As per a WHO report such sorry state of affairs is because many countries are not spending fast enough to meet the water and sanitation targets under the Sustainable Development Goals, or SDGs, which were set and adopted by the United Nations about two years ago and are to be attained in 15 years thereon, or by 2030 to be precise. WHO also points out that some of the countries that have now tardily been moving with their spending on water, sanitation and hygiene, or WASH for short, have had in the past spent much more than what is the case now. This funding gap is rampant and, according to WHO, 147 countries have previously tried to mobilise the resources required to meet the Millennium Development Goal, or MDG, with the target of cutting the number of those people who could be without safe and, thus, improved source of water to half; and 95 countries met the corresponding target for sanitation. The SDG targets are more ambitious than those of the MDG calling for even higher levels for funding. Thus, greater mobilisation of resources for public spending in these crucial areas is greatly called for. The countries were supposed to augment resources through innovative taxation and tariff revisions.
India had had already been put on alert by the present Government after it took over the reins of the country three years ago. So much so that a cess was brought and added to various taxes towards the end of the year 2015 to meet the expenses of cleanliness drive launched under Prime Minister’s Swachh Bharat Mission. The age old practice of open defecation was taken head on and millions of toilets were constructed both in private households and in public spaces with the hope that this would do away the stigmatised image of the country because of the practice of open defecation.

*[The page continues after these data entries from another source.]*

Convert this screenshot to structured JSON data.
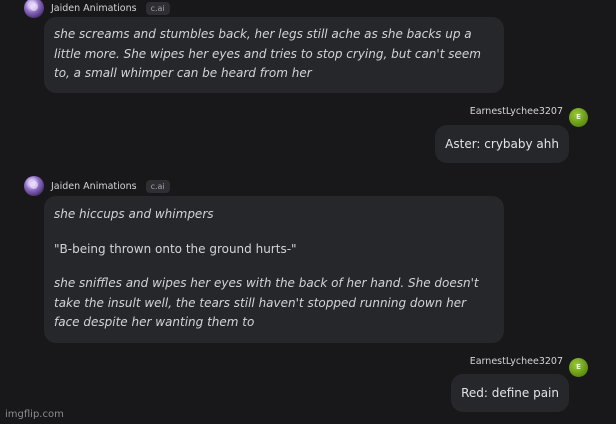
{
  "messages": [
    {
      "sender": "Jaiden Animations",
      "badge": "c.ai",
      "lines": [
        "she screams and stumbles back, her legs still ache as she backs up a little more. She wipes her eyes and tries to stop crying, but can't seem to, a small whimper can be heard from her"
      ]
    },
    {
      "sender": "EarnestLychee3207",
      "avatar_letter": "E",
      "text": "Aster: crybaby ahh"
    },
    {
      "sender": "Jaiden Animations",
      "badge": "c.ai",
      "lines": [
        "she hiccups and whimpers",
        "\"B-being thrown onto the ground hurts-\"",
        "she sniffles and wipes her eyes with the back of her hand. She doesn't take the insult well, the tears still haven't stopped running down her face despite her wanting them to"
      ]
    },
    {
      "sender": "EarnestLychee3207",
      "avatar_letter": "E",
      "text": "Red: define pain"
    }
  ],
  "watermark": "imgflip.com",
  "colors": {
    "background": "#18181b",
    "bubble": "#26272b",
    "user_avatar": "#5e8f10"
  }
}
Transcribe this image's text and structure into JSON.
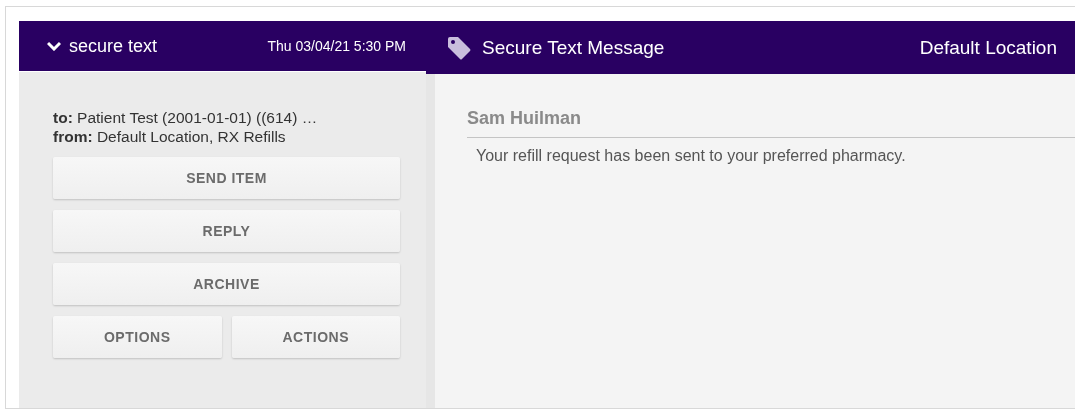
{
  "item_header": {
    "expanded": true,
    "title": "secure text",
    "timestamp": "Thu 03/04/21 5:30 PM"
  },
  "details": [
    "**to:** Patient Test (2001-01-01) ((614) …",
    "**from:** Default Location, RX Refills"
  ],
  "buttons": [
    {
      "label": "SEND ITEM",
      "wide": true
    },
    {
      "label": "REPLY",
      "wide": true
    },
    {
      "label": "ARCHIVE",
      "wide": true
    },
    {
      "label": "OPTIONS",
      "wide": false
    },
    {
      "label": "ACTIONS",
      "wide": false
    }
  ],
  "message_header": {
    "title": "Secure Text Message",
    "location": "Default Location"
  },
  "message": {
    "sender": "Sam Huilman",
    "body": "Your refill request has been sent to your preferred pharmacy."
  }
}
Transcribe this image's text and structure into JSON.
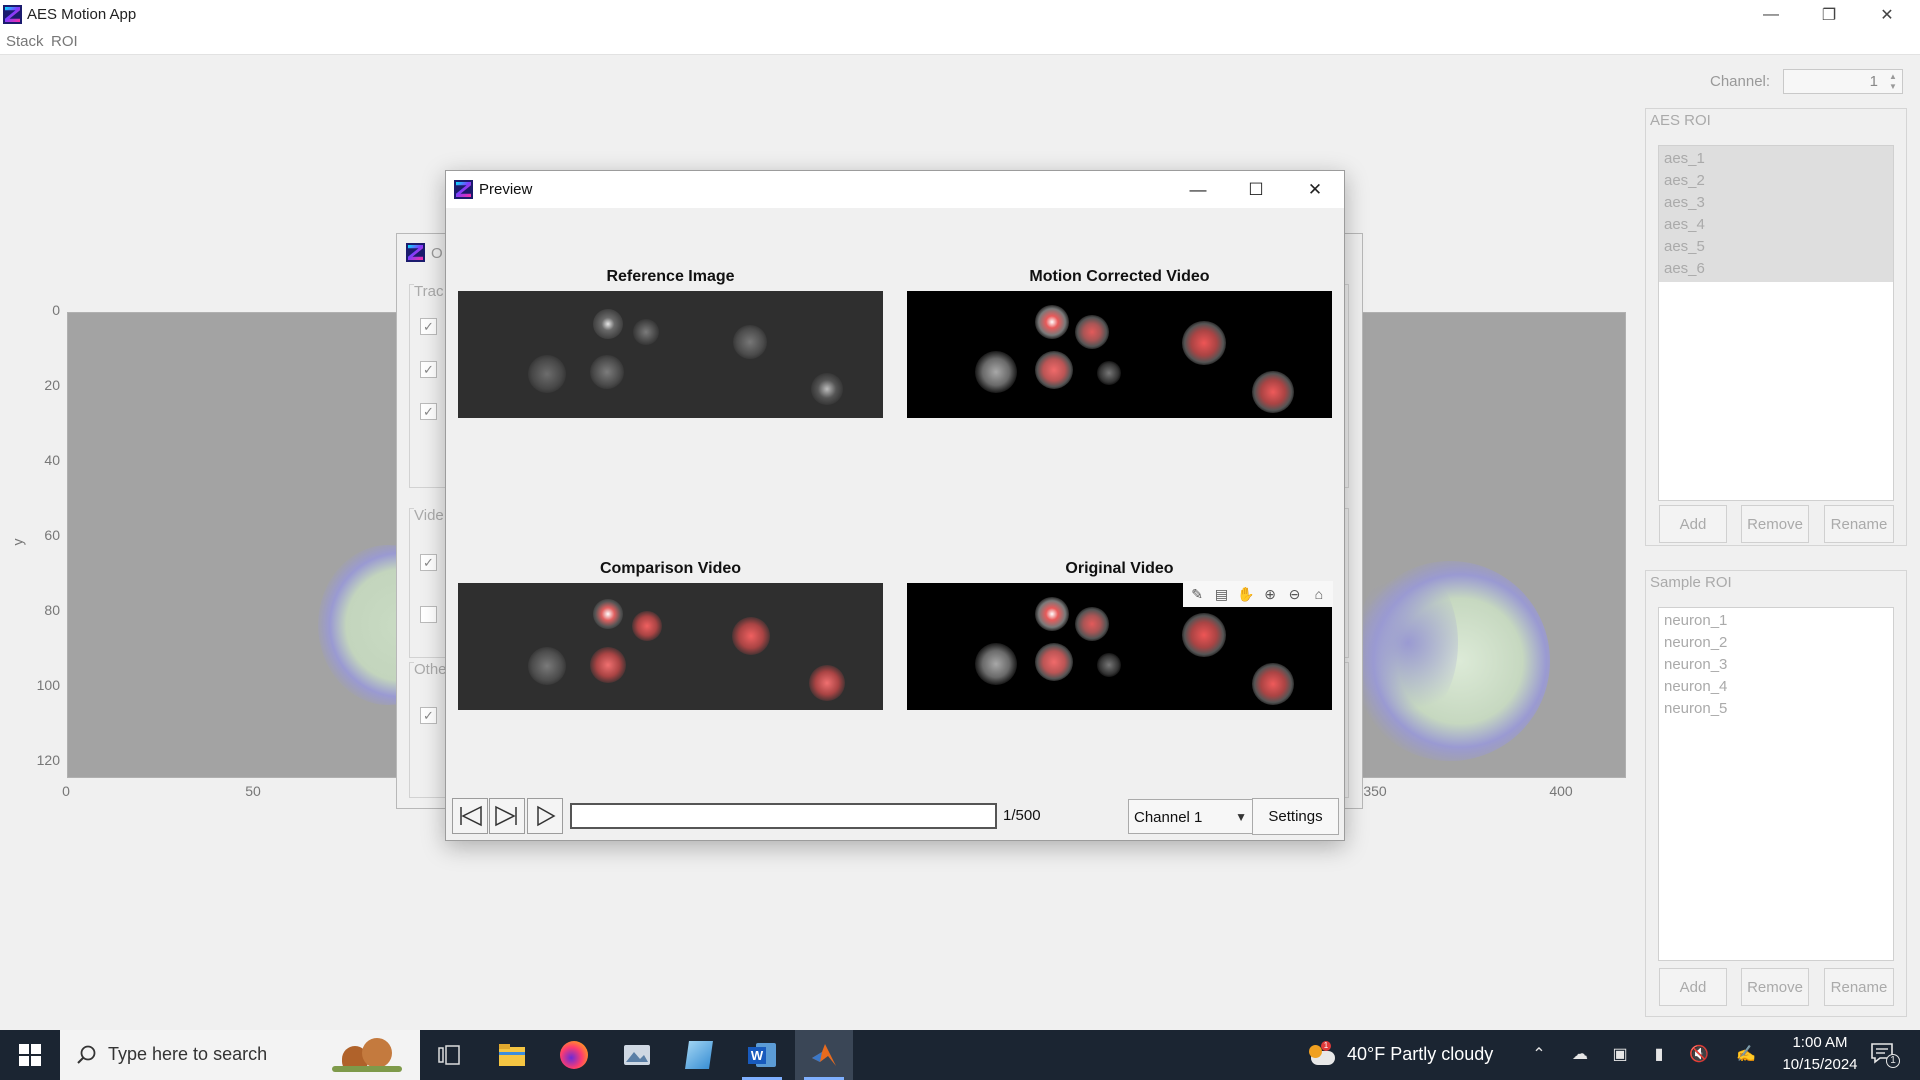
{
  "app": {
    "title": "AES Motion App",
    "menu": [
      "Stack",
      "ROI"
    ]
  },
  "main_plot": {
    "y_ticks": [
      "0",
      "20",
      "40",
      "60",
      "80",
      "100",
      "120"
    ],
    "x_ticks": [
      "0",
      "50",
      "350",
      "400"
    ],
    "y_label": "y"
  },
  "channel_control": {
    "label": "Channel:",
    "value": "1"
  },
  "aes_roi": {
    "title": "AES ROI",
    "items": [
      "aes_1",
      "aes_2",
      "aes_3",
      "aes_4",
      "aes_5",
      "aes_6"
    ],
    "buttons": {
      "add": "Add",
      "remove": "Remove",
      "rename": "Rename"
    }
  },
  "sample_roi": {
    "title": "Sample ROI",
    "items": [
      "neuron_1",
      "neuron_2",
      "neuron_3",
      "neuron_4",
      "neuron_5"
    ],
    "buttons": {
      "add": "Add",
      "remove": "Remove",
      "rename": "Rename"
    }
  },
  "background_dialog": {
    "title_fragment": "O",
    "groups": [
      "Trac",
      "Vide",
      "Othe"
    ]
  },
  "preview": {
    "title": "Preview",
    "panels": {
      "reference": "Reference Image",
      "motion_corrected": "Motion Corrected Video",
      "comparison": "Comparison Video",
      "original": "Original Video"
    },
    "frame_counter": "1/500",
    "progress": 0,
    "channel_select": "Channel 1",
    "settings_label": "Settings"
  },
  "taskbar": {
    "search_placeholder": "Type here to search",
    "weather": "40°F  Partly cloudy",
    "time": "1:00 AM",
    "date": "10/15/2024",
    "notification_count": "1"
  }
}
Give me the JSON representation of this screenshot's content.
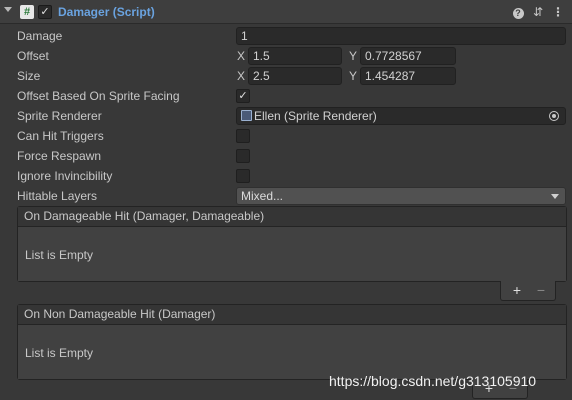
{
  "header": {
    "script_icon": "#",
    "enabled_check": "✓",
    "title": "Damager (Script)",
    "help_icon": "?",
    "presets_icon": "⇵",
    "more_icon": "⋮"
  },
  "fields": {
    "damage": {
      "label": "Damage",
      "value": "1"
    },
    "offset": {
      "label": "Offset",
      "x_label": "X",
      "x": "1.5",
      "y_label": "Y",
      "y": "0.7728567"
    },
    "size": {
      "label": "Size",
      "x_label": "X",
      "x": "2.5",
      "y_label": "Y",
      "y": "1.454287"
    },
    "offset_based_on_sprite_facing": {
      "label": "Offset Based On Sprite Facing",
      "checked": "✓"
    },
    "sprite_renderer": {
      "label": "Sprite Renderer",
      "value": "Ellen (Sprite Renderer)"
    },
    "can_hit_triggers": {
      "label": "Can Hit Triggers"
    },
    "force_respawn": {
      "label": "Force Respawn"
    },
    "ignore_invincibility": {
      "label": "Ignore Invincibility"
    },
    "hittable_layers": {
      "label": "Hittable Layers",
      "value": "Mixed..."
    }
  },
  "events": [
    {
      "title": "On Damageable Hit (Damager, Damageable)",
      "empty_text": "List is Empty",
      "add": "+",
      "remove": "−"
    },
    {
      "title": "On Non Damageable Hit (Damager)",
      "empty_text": "List is Empty",
      "add": "+",
      "remove": "−"
    }
  ],
  "watermark": "https://blog.csdn.net/g313105910",
  "colors": {
    "background": "#383838",
    "title": "#6aa3e0",
    "field": "#2a2a2a"
  }
}
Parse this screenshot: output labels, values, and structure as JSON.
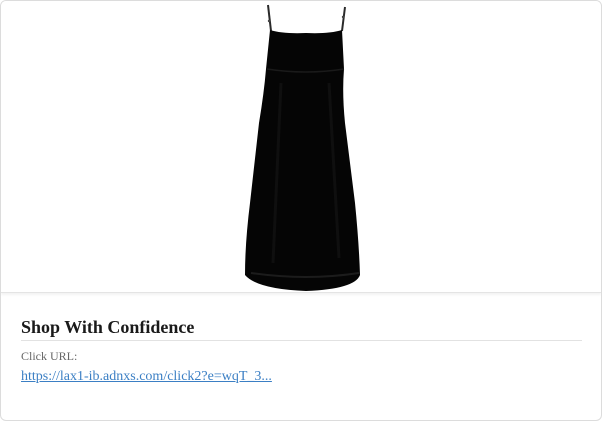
{
  "card": {
    "image_alt": "black slip dress",
    "title": "Shop With Confidence",
    "click_url_label": "Click URL:",
    "click_url": "https://lax1-ib.adnxs.com/click2?e=wqT_3..."
  },
  "colors": {
    "title": "#1a1a1a",
    "label": "#666666",
    "link": "#3b7fc4",
    "dress": "#050505"
  }
}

There have been quite a few indications of this making a dent on old and nasty practice. Huge sums have been invested by both the people and the Government in construction of toilets and the pace with which this is on promises that the country would become open defecation free sooner than what has ever before been thought of. Yet, the battle for this has to be relentless. More so, since open defecation has been a habit rather than being a compulsion all the time. Thus, the WHO concerns vis-à-vis sanitation may not be as relevant for the country now as those for water and the hygiene that accompanies it under WASH could be. Thus, the focus calls for to be broadened. This is also so because vast parts of the country are more or less arid, courtesy tropical weather that the approaching summer now reminds all the more. There have also been complaints about toilets being without water and thus the lurking fear of their drying up and turning out to be not worth using. So still more efforts as also resources are called for though India is spending much more now under the head what WHO calls as WASH.
As per the organisation’s own estimates the sum set aside for WASH in India was a whopping 3554 million US dollars for the last year. Yet, for the same period of time, as per WHO, China had spent $53794 million and Brazil $9240 million. So the difference is still huge. And, thus, there is all the more need to put in more resources for what is called as WASH in the international arena. This has to include all its components, or water, sanitation and hygiene. Once the expenditure is at least doubled for WASH its savoury effects would become more visible. This is all the more necessary since for ages the approach to health in India has been curative rather than being preventive. Maria Neira’s concerns listed the diseases that are mainly water borne and can come with the water that can well be contaminated with something as bad as faeces. So the alarm bells should not stop ringing or go unheeded.